A explicação está no fato de a atual direção da Caixa priorizar a força de atendimento para realização de negócios, em detrimento do atendimento de qualidade à população. O resultado dessa combinação é a população mal atendida e os empregados adoecidos.

Cientes do papel social que exerce, os empregados lamentam a prioridade dada aos negócios em detrimento do atendimento à população.
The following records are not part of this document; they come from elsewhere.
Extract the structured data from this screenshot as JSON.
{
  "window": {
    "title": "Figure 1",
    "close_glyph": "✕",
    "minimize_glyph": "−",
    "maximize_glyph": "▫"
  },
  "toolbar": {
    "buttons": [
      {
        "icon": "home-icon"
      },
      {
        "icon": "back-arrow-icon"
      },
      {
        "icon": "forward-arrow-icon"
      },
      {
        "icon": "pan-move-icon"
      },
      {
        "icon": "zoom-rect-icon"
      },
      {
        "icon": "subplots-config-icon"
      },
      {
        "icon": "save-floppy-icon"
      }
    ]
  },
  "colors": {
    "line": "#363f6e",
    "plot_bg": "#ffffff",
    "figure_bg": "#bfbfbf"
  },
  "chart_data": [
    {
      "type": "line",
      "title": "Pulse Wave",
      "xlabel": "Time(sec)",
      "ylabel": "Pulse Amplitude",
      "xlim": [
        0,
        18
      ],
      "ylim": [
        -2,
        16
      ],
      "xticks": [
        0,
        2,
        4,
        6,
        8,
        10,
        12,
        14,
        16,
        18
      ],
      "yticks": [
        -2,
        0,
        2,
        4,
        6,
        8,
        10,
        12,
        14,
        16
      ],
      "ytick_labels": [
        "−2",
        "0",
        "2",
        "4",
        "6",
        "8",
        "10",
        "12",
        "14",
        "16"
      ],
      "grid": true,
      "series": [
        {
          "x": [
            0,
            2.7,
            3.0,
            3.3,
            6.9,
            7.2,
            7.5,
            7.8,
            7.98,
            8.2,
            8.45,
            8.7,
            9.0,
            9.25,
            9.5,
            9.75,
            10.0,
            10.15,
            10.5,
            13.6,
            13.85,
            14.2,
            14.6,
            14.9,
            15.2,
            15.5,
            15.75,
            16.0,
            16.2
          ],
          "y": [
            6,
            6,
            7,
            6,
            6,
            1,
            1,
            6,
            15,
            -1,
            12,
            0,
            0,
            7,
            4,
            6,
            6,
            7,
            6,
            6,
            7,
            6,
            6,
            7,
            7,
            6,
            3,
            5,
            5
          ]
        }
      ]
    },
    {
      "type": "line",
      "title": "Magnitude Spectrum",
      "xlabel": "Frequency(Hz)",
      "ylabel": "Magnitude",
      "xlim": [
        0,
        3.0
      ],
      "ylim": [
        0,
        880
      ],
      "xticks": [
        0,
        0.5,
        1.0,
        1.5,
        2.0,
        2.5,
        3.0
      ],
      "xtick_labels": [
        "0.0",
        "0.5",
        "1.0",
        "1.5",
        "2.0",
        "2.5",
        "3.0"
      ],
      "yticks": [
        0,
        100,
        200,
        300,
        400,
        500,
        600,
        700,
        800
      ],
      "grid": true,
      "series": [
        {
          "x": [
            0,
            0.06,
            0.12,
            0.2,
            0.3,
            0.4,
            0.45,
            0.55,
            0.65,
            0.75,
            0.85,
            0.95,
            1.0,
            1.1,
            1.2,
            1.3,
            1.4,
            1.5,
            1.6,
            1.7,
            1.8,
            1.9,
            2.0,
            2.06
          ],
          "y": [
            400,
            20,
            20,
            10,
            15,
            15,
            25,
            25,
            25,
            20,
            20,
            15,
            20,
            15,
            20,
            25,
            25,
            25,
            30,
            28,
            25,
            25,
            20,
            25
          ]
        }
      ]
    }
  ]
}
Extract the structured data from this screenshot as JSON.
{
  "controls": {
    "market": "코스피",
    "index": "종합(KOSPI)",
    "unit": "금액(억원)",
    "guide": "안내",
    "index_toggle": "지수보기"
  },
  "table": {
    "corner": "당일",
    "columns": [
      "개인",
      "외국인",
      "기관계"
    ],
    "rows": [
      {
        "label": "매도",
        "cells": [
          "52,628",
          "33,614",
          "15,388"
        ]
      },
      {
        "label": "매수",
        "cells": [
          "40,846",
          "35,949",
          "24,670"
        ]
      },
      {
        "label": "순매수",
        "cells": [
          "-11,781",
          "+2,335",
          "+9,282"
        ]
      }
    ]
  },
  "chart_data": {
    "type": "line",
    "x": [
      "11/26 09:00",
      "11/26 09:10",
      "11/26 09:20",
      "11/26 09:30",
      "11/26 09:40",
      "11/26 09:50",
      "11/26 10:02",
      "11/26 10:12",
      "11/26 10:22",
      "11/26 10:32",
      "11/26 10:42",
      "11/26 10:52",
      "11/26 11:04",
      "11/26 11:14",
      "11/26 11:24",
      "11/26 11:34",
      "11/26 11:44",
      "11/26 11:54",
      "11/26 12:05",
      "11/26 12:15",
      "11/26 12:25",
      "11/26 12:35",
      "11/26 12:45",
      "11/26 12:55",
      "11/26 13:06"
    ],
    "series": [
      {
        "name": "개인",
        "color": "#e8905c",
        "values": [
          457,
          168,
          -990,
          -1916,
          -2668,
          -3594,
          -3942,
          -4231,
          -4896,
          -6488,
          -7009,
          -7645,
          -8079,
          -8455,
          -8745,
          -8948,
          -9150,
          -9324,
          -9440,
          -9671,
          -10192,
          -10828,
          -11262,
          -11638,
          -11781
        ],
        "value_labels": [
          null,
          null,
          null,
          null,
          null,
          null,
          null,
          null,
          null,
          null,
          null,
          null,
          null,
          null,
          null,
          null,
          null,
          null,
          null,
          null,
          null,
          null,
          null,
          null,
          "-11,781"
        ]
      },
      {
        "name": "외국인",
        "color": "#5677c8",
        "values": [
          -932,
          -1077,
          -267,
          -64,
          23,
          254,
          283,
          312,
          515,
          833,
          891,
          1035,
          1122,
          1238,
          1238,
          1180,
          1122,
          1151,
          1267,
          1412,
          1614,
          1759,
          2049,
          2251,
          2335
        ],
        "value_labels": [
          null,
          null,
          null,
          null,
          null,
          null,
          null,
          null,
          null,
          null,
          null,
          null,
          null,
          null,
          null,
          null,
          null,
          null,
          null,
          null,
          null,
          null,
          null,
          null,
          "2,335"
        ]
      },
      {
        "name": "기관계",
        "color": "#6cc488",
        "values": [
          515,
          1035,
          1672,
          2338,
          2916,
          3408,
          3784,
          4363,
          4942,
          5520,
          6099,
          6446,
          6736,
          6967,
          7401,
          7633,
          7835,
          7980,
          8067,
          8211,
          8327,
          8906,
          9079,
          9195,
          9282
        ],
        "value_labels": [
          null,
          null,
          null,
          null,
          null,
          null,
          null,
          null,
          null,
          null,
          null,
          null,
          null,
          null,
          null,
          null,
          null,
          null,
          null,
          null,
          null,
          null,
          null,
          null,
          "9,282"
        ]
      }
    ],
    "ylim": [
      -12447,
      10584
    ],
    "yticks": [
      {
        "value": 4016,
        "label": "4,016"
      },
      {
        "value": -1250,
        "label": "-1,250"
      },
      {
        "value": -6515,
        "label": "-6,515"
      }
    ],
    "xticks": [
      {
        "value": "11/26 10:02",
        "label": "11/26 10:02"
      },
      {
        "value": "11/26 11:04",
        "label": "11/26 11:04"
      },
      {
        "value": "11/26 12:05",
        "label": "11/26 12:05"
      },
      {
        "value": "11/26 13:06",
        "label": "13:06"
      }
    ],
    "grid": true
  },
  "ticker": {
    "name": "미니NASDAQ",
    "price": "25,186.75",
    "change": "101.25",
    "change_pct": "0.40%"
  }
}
Denúncias às entidades ainda apontam que a cobrança por metas acontece de hora em hora, em plataformas de colaboração de equipes e grupos de WhatsApp. Com tanta pressão, os empregados estão adoecendo.

Deficiência de pessoal – Este é um problema crônico da Caixa, que se arrasta por muitos anos, agrava ainda mais a situação. São sucessivos Programas de Demissão Voluntária (PDV) sem a devida reposição de pessoal. Uma preocupação dos empregados, e também das entidades representativas, é o retorno das filas. No primeiro dia de pagamento do novo Auxílio Brasil, alguns estados já registraram filas na porta das agências.

Além disso, com o aumento da taxa de juros e o comprometimento de margem consignável, não resta público-alvo para realizar novos contratos. Com o cenário econômico atual, de desemprego em alta, a Caixa muda seus parâmetros internos de concessão de crédito. Assim, aqueles clientes que podem fazer empréstimo pelo CDC Automático, por exemplo, (linha de crédito pré-aprovada que pode ser contratada pelo caixa eletrônico) não têm o crédito aprovado. No entanto, a exigência pelo cumprimento de metas e cobrança por novos contratos é a mesma. Vários empregados já precisam recorrer a medicamentos para conseguir lidar com a pressão.